Rongshuxia, an online literature site under Shanda’s Cloudary, announced to charge for content at the end of 2012. Hence no literature site of Cloudary’s offers content totally for free.
Other revenue-generating literature providers under Cloudary have four revenue sources, paid content, print book sales, copyright licensing and online advertising. Rongshuxia hardly made any revenue until September 2011 by publishing print books and selling content for film adaptation. It was then the site became capable of sharing revenues with authors – 80% of print book sales and 50% of content licensing fees go to authors. So far it has published over four hundred print books and sold over twenty works for film adaptation.
Before making a profit, the site plans to spend more money to improve the charging and revenue-sharing systems in 2013. The management want to make the charging system slightly different from the one their sister sites are using, for the realistic theme of the works on the site works differently for the audience from other novels sites’. Rongshuxia will set prices based on titles or roll out monthly subscriptions so that authors won’t be motivated to make works longer and longer – most other sites set prices based on Chinese characters that the longer a work the more authors and platform owners can earn.
Founded in 1997, Rongshuxia was one of the earliest literature websites and longest operating ones in China. The site was in trouble before Cloudary took controlling stake in it in 2009. It took about two years to re-gain some traction and began monetizing content in 2011.
Zhang Enchao, its general manager, believes realistic theme of the site fits in well with film adaption and print sales. Also the site hopes to make some revenue from mobile reading through the partnership its parent company reached with telecom operators.

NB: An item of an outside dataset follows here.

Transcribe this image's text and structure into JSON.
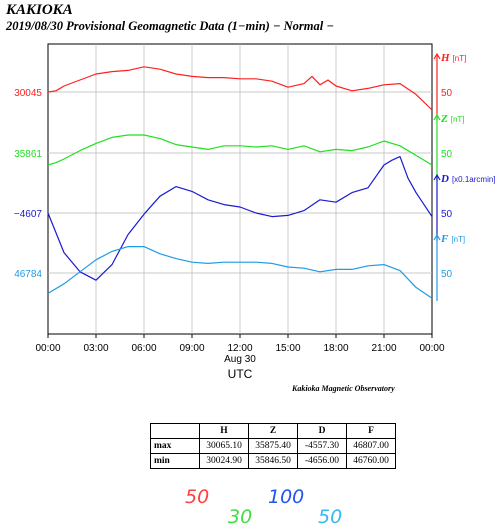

Cloudary, the parent company of Rongshuxia, is the absolute online original literature leader in China. Its six original literature sites totaled 1.6 million authors and 6 million titles as of March 31, 2012, according to its F-1 with SEC. Subsidiary companies were set up to help monetize its content, marketing content, publishing print books, selling content for film adaption, etc. It plans to go public on the New York Stock Exchange and the exact time is reportedly set for April 2013.